縦1.5㍍、横1㍍の大画面を覆う無数の水の粒。暗がりの中、それらは銀色に輝き、目を凝らせばうっすらと虹が浮かび上がる。どしゃぶりの雨を思わせる光景はどこか幻想的で、美しくもある。本作を含む「MIZU」シリーズ約10点が展示室に並び、インスタレーションのように空間を構成。別の一室では、同じ場所で撮ったビデオ作品が2面の壁に投影され、水面を打つ激しい音がやむことなく流れる。

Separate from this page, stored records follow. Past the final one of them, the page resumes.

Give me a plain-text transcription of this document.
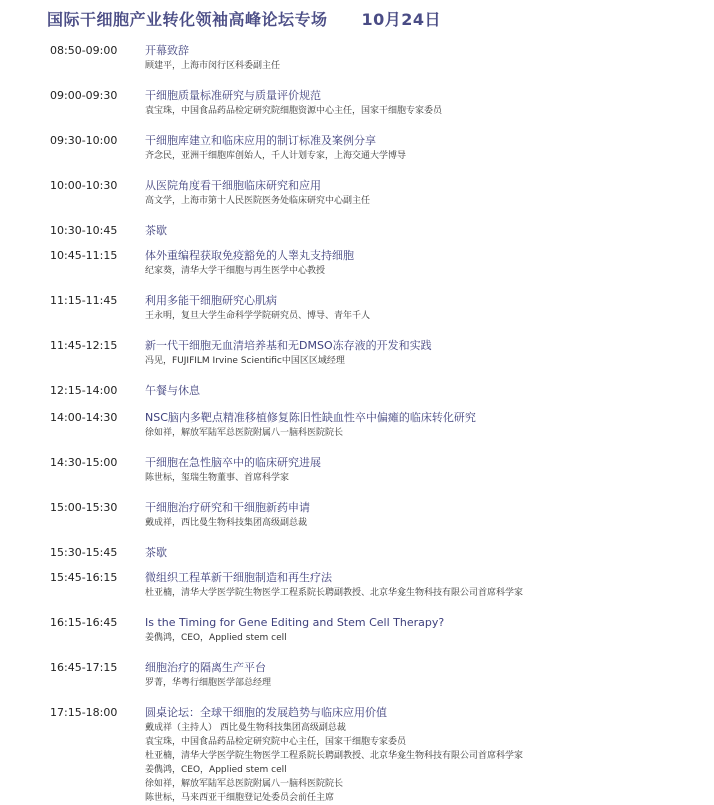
国际干细胞产业转化领袖高峰论坛专场 10月24日
08:50-09:00	开幕致辞
顾建平，上海市闵行区科委副主任
09:00-09:30	干细胞质量标准研究与质量评价规范
袁宝珠，中国食品药品检定研究院细胞资源中心主任，国家干细胞专家委员
09:30-10:00	干细胞库建立和临床应用的制订标准及案例分享
齐念民，亚洲干细胞库创始人，千人计划专家，上海交通大学博导
10:00-10:30	从医院角度看干细胞临床研究和应用
高文学，上海市第十人民医院医务处临床研究中心副主任
10:30-10:45	茶歇
10:45-11:15	体外重编程获取免疫豁免的人睾丸支持细胞
纪家葵，清华大学干细胞与再生医学中心教授
11:15-11:45	利用多能干细胞研究心肌病
王永明，复旦大学生命科学学院研究员、博导、青年千人
11:45-12:15	新一代干细胞无血清培养基和无DMSO冻存液的开发和实践
冯见，FUJIFILM Irvine Scientific中国区区域经理
12:15-14:00	午餐与休息
14:00-14:30	NSC脑内多靶点精准移植修复陈旧性缺血性卒中偏瘫的临床转化研究
徐如祥，解放军陆军总医院附属八一脑科医院院长
14:30-15:00	干细胞在急性脑卒中的临床研究进展
陈世标，玺瑞生物董事、首席科学家
15:00-15:30	干细胞治疗研究和干细胞新药申请
戴成祥，西比曼生物科技集团高级副总裁
15:30-15:45	茶歇
15:45-16:15	微组织工程革新干细胞制造和再生疗法
杜亚楠，清华大学医学院生物医学工程系院长聘副教授、北京华龛生物科技有限公司首席科学家
16:15-16:45	Is the Timing for Gene Editing and Stem Cell Therapy?
姜儁鸿，CEO，Applied stem cell
16:45-17:15	细胞治疗的隔离生产平台
罗菁，华粤行细胞医学部总经理
17:15-18:00	圆桌论坛：全球干细胞的发展趋势与临床应用价值
戴成祥（主持人） 西比曼生物科技集团高级副总裁
袁宝珠，中国食品药品检定研究院中心主任，国家干细胞专家委员
杜亚楠，清华大学医学院生物医学工程系院长聘副教授、北京华龛生物科技有限公司首席科学家
姜儁鸿，CEO，Applied stem cell
徐如祥，解放军陆军总医院附属八一脑科医院院长
陈世标，马来西亚干细胞登记处委员会前任主席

一連の作品の撮影地はドイツのルール地方にある火力発電所。銀色の〝雨〟は有害物質を含む冷却水のシャワーであり、命を育む自然の雨と対比される。「かつて石炭や鉄鋼業で栄えた工業地帯は、ナチス・ドイツを資金面で支えた場でもある。現在の風景の背後にある歴史、その光と影を作品にしたかった」と井上さん。
ほとんど抽象的な「人工雨」のイメージは、情報の洪水に溺れ、先行きの不透明な現代社会をも映し出す。2014年に始めたシリーズを22年に撮り直した理由について、「新型コロナウイルスのパンデミック(世界的大流行)やロシアのウクライナ侵攻などさまざまな危機が続く今、一体何が起きているのか、表層の奥を問うこの仕事が改めて大事だと思った」と説明。「世界はよどみの中にいるけれど、デモなどで声を上げる若い世代が希望」とも話し、個展名には「小さな流れが大きなうねりになる」との願いを込めた。
阪神大震災をきっかけに「人間とは何か」という問題意識を抱き、社会性のある作品を手がけてきた。今展では、女性のポートレートに薬剤を塗ってひび割れを生じさせ、それを撮影した最新作も発表。亀裂は「コロナ禍で孤立を強いられた女性たちの心の傷」という。まるでクモの巣に捕らわれたような姿は、混迷の時代を生きる現代人の自画像でもある。現在、ドイツの難民キャンプで取材を続けており、同様の手法を用いたポートレートをシリーズ化する予定だ。24日まで。